Therefore, measurements may need to be taken (e.g., by a load cell)
to confirm proper setting of the liner hanger 402. For some
embodiments, the lower device 420 may transmit the measurements via
a signal 430 through a casing (e.g., workstring 220) to the upper
device 412 located at the rig floor 424. The upper device 412 may
process the received signal to confirm proper setting of the liner
hanger 402. As described above, the signal 430 may be an acoustic
or electromagnetic signal. For some embodiments, the lower device
420 may transmit a signal indicating the release of the bottom and
top wiper plugs 432, 434 as described earlier.

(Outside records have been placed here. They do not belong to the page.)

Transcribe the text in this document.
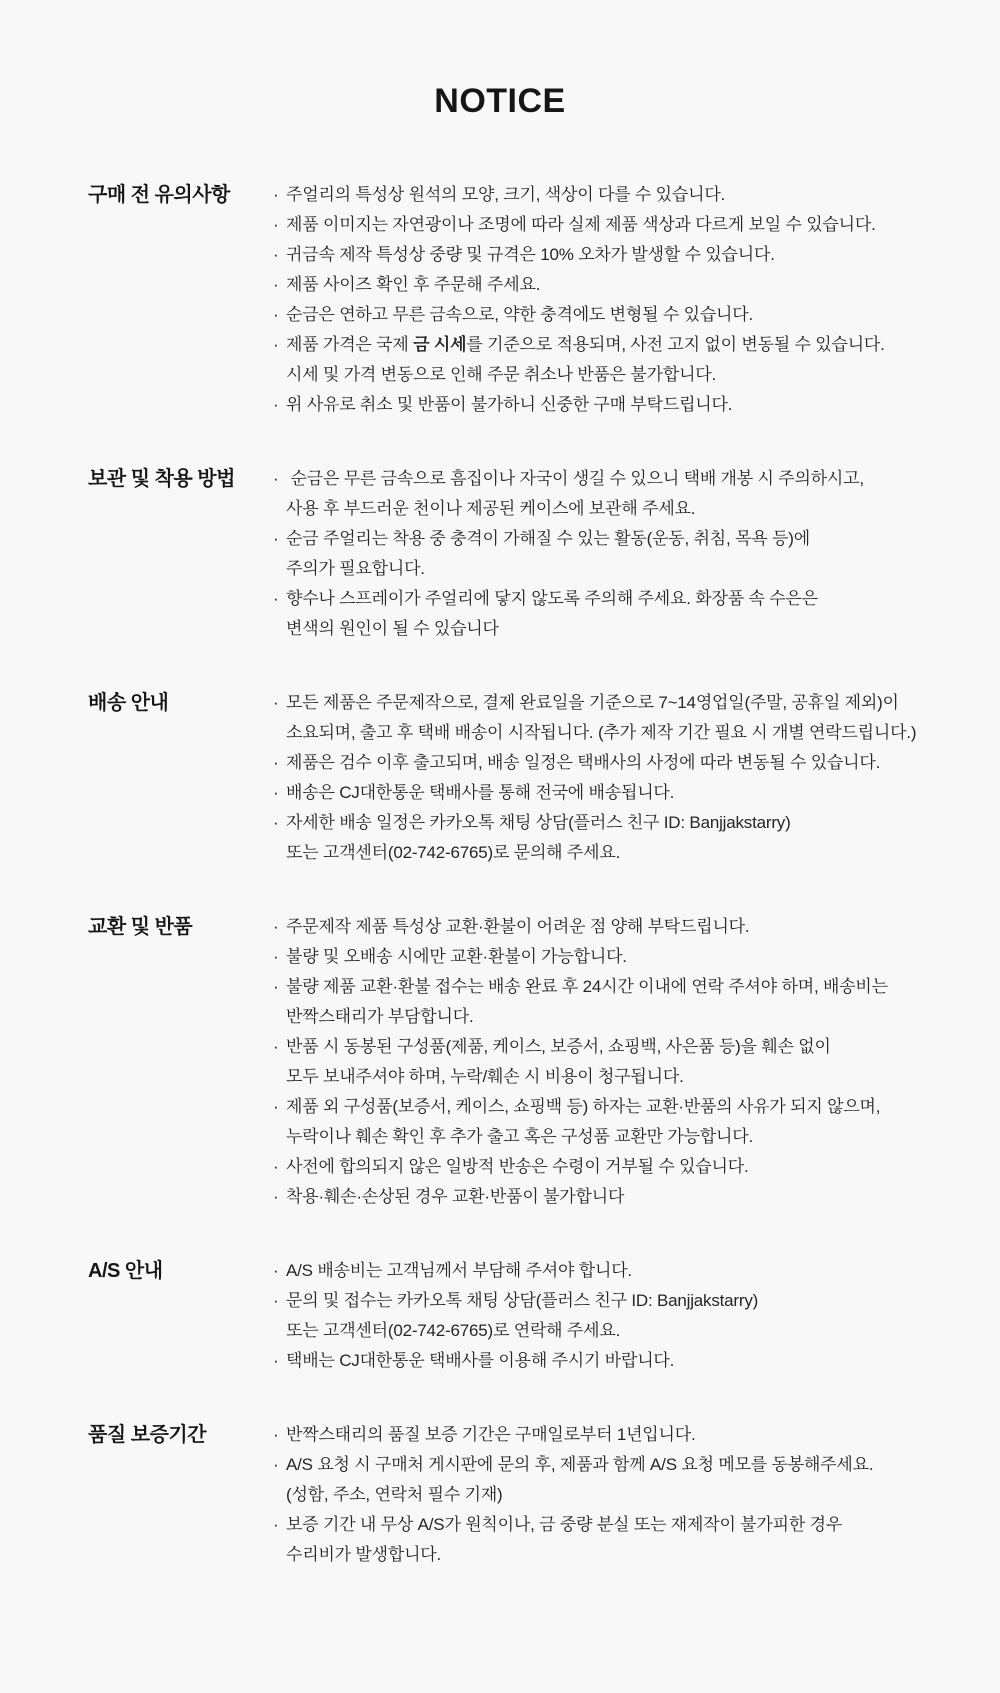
NOTICE
구매 전 유의사항	· 주얼리의 특성상 원석의 모양, 크기, 색상이 다를 수 있습니다.
· 제품 이미지는 자연광이나 조명에 따라 실제 제품 색상과 다르게 보일 수 있습니다.
· 귀금속 제작 특성상 중량 및 규격은 10% 오차가 발생할 수 있습니다.
· 제품 사이즈 확인 후 주문해 주세요.
· 순금은 연하고 무른 금속으로, 약한 충격에도 변형될 수 있습니다.
· 제품 가격은 국제 금 시세를 기준으로 적용되며, 사전 고지 없이 변동될 수 있습니다.
시세 및 가격 변동으로 인해 주문 취소나 반품은 불가합니다.
· 위 사유로 취소 및 반품이 불가하니 신중한 구매 부탁드립니다.
보관 및 착용 방법	· 순금은 무른 금속으로 흠집이나 자국이 생길 수 있으니 택배 개봉 시 주의하시고,
사용 후 부드러운 천이나 제공된 케이스에 보관해 주세요.
· 순금 주얼리는 착용 중 충격이 가해질 수 있는 활동(운동, 취침, 목욕 등)에
주의가 필요합니다.
· 향수나 스프레이가 주얼리에 닿지 않도록 주의해 주세요. 화장품 속 수은은
변색의 원인이 될 수 있습니다
배송 안내	· 모든 제품은 주문제작으로, 결제 완료일을 기준으로 7~14영업일(주말, 공휴일 제외)이
소요되며, 출고 후 택배 배송이 시작됩니다. (추가 제작 기간 필요 시 개별 연락드립니다.)
· 제품은 검수 이후 출고되며, 배송 일정은 택배사의 사정에 따라 변동될 수 있습니다.
· 배송은 CJ대한통운 택배사를 통해 전국에 배송됩니다.
· 자세한 배송 일정은 카카오톡 채팅 상담(플러스 친구 ID: Banjjakstarry)
또는 고객센터(02-742-6765)로 문의해 주세요.
교환 및 반품	· 주문제작 제품 특성상 교환·환불이 어려운 점 양해 부탁드립니다.
· 불량 및 오배송 시에만 교환·환불이 가능합니다.
· 불량 제품 교환·환불 접수는 배송 완료 후 24시간 이내에 연락 주셔야 하며, 배송비는
반짝스태리가 부담합니다.
· 반품 시 동봉된 구성품(제품, 케이스, 보증서, 쇼핑백, 사은품 등)을 훼손 없이
모두 보내주셔야 하며, 누락/훼손 시 비용이 청구됩니다.
· 제품 외 구성품(보증서, 케이스, 쇼핑백 등) 하자는 교환·반품의 사유가 되지 않으며,
누락이나 훼손 확인 후 추가 출고 혹은 구성품 교환만 가능합니다.
· 사전에 합의되지 않은 일방적 반송은 수령이 거부될 수 있습니다.
· 착용·훼손·손상된 경우 교환·반품이 불가합니다
A/S 안내	· A/S 배송비는 고객님께서 부담해 주셔야 합니다.
· 문의 및 접수는 카카오톡 채팅 상담(플러스 친구 ID: Banjjakstarry)
또는 고객센터(02-742-6765)로 연락해 주세요.
· 택배는 CJ대한통운 택배사를 이용해 주시기 바랍니다.
품질 보증기간	· 반짝스태리의 품질 보증 기간은 구매일로부터 1년입니다.
· A/S 요청 시 구매처 게시판에 문의 후, 제품과 함께 A/S 요청 메모를 동봉해주세요.
(성함, 주소, 연락처 필수 기재)
· 보증 기간 내 무상 A/S가 원칙이나, 금 중량 분실 또는 재제작이 불가피한 경우
수리비가 발생합니다.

[0049] Once the hanger 402 is expanded into engagement with the
casing 201 (or another liner), the setting tool may be retrieved to
the surface. Before retrieval to the surface, the setting tool may
be raised and fluid, such as drilling mud, may be reverse
circulated (not shown) to remove excess cement above the hanger 402
before the cement cures. Once the cement cures, the wellbore may be
completed, such as perforating the liner 200 and installing
production tubing to the surface, and the hydrocarbon-bearing
formation may be produced.
Remote Operation of Setting Tools For Liner Hangers in Subsea
Operations
[0050] Communications between a vessel and a subsea well that is
separated by a body of water may be performed by coupling at least
two means of communication. For example, it may be useful to
determine whether a liner hanger in the subsea well has properly
set a liner (e.g., by a load cell measurement). For some
embodiments, a transmitter (e.g., a piezoelectric stack or a
solenoid) wrapped around a well casing in the subsea well may
transmit a first signal through the well casing up to a floor of
the sea. As described above, the signal may be an acoustic signal
or an EM signal (e.g., using a toroidal coil). A device (receiving
unit) located at the floor of the sea may receive the first signal
transmitted from the transmitter and transmit a second signal up to
a surface of the sea using sonar or an acoustic modem.

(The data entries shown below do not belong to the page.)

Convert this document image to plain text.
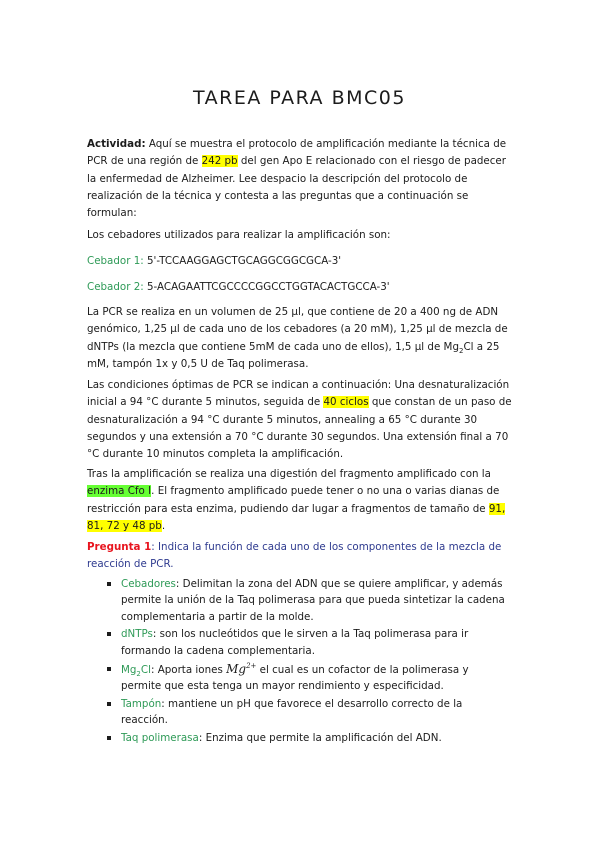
TAREA PARA BMC05

Actividad: Aquí se muestra el protocolo de amplificación mediante la técnica de PCR de una región de 242 pb del gen Apo E relacionado con el riesgo de padecer la enfermedad de Alzheimer. Lee despacio la descripción del protocolo de realización de la técnica y contesta a las preguntas que a continuación se formulan:

Los cebadores utilizados para realizar la amplificación son:

Cebador 1: 5'-TCCAAGGAGCTGCAGGCGGCGCA-3'

Cebador 2: 5-ACAGAATTCGCCCCGGCCTGGTACACTGCCA-3'

La PCR se realiza en un volumen de 25 µl, que contiene de 20 a 400 ng de ADN genómico, 1,25 µl de cada uno de los cebadores (a 20 mM), 1,25 µl de mezcla de dNTPs (la mezcla que contiene 5mM de cada uno de ellos), 1,5 µl de $Mg_2Cl$ a 25 mM, tampón 1x y 0,5 U de Taq polimerasa.

Las condiciones óptimas de PCR se indican a continuación: Una desnaturalización inicial a 94 °C durante 5 minutos, seguida de 40 ciclos que constan de un paso de desnaturalización a 94 °C durante 5 minutos, annealing a 65 °C durante 30 segundos y una extensión a 70 °C durante 30 segundos. Una extensión final a 70 °C durante 10 minutos completa la amplificación.

Tras la amplificación se realiza una digestión del fragmento amplificado con la enzima Cfo I. El fragmento amplificado puede tener o no una o varias dianas de restricción para esta enzima, pudiendo dar lugar a fragmentos de tamaño de 91, 81, 72 y 48 pb.

Pregunta 1: Indica la función de cada uno de los componentes de la mezcla de reacción de PCR.

Cebadores: Delimitan la zona del ADN que se quiere amplificar, y además permite la unión de la Taq polimerasa para que pueda sintetizar la cadena complementaria a partir de la molde.
dNTPs: son los nucleótidos que le sirven a la Taq polimerasa para ir formando la cadena complementaria.
$Mg_2Cl$: Aporta iones $Mg^{2+}$ el cual es un cofactor de la polimerasa y permite que esta tenga un mayor rendimiento y especificidad.
Tampón: mantiene un pH que favorece el desarrollo correcto de la reacción.
Taq polimerasa: Enzima que permite la amplificación del ADN.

[0051] Due to transmitting between multiple mediums (e.g., seawater
and within the wellbore), coupling of the first signal with the
second signal may be required for successfully determining whether
the liner hanger was properly set. For some embodiments, the second
signal may be transmitted by a remotely operated vehicle (ROV) that
is plugged in at a convenient location (e.g., at a blowout
preventer or a wellhead of the subsea well). For some embodiments,
a buoy may receive the second signal transmitted through the sea
and transmit a signal to a receiver located on the deck of the
vessel. The receiver located on the deck may process the signal to
confirm proper setting of the liner hanger.
[0052] For some embodiments, the direction of signal transmission
between the buoy and the device located at the sea floor may be
downwards when a signal is transmitted from the vessel to the
subsea well. For example, to install a liner independent of a ball
seating or dart landing, a signal may be transmitted from the
vessel to close a flapper in the subsea well, as described
above.
[0053] While the foregoing is directed to embodiments of the
present invention, other and further embodiments of the invention
may be devised without departing from the basic scope thereof, and
the scope thereof is determined by the claims that follow.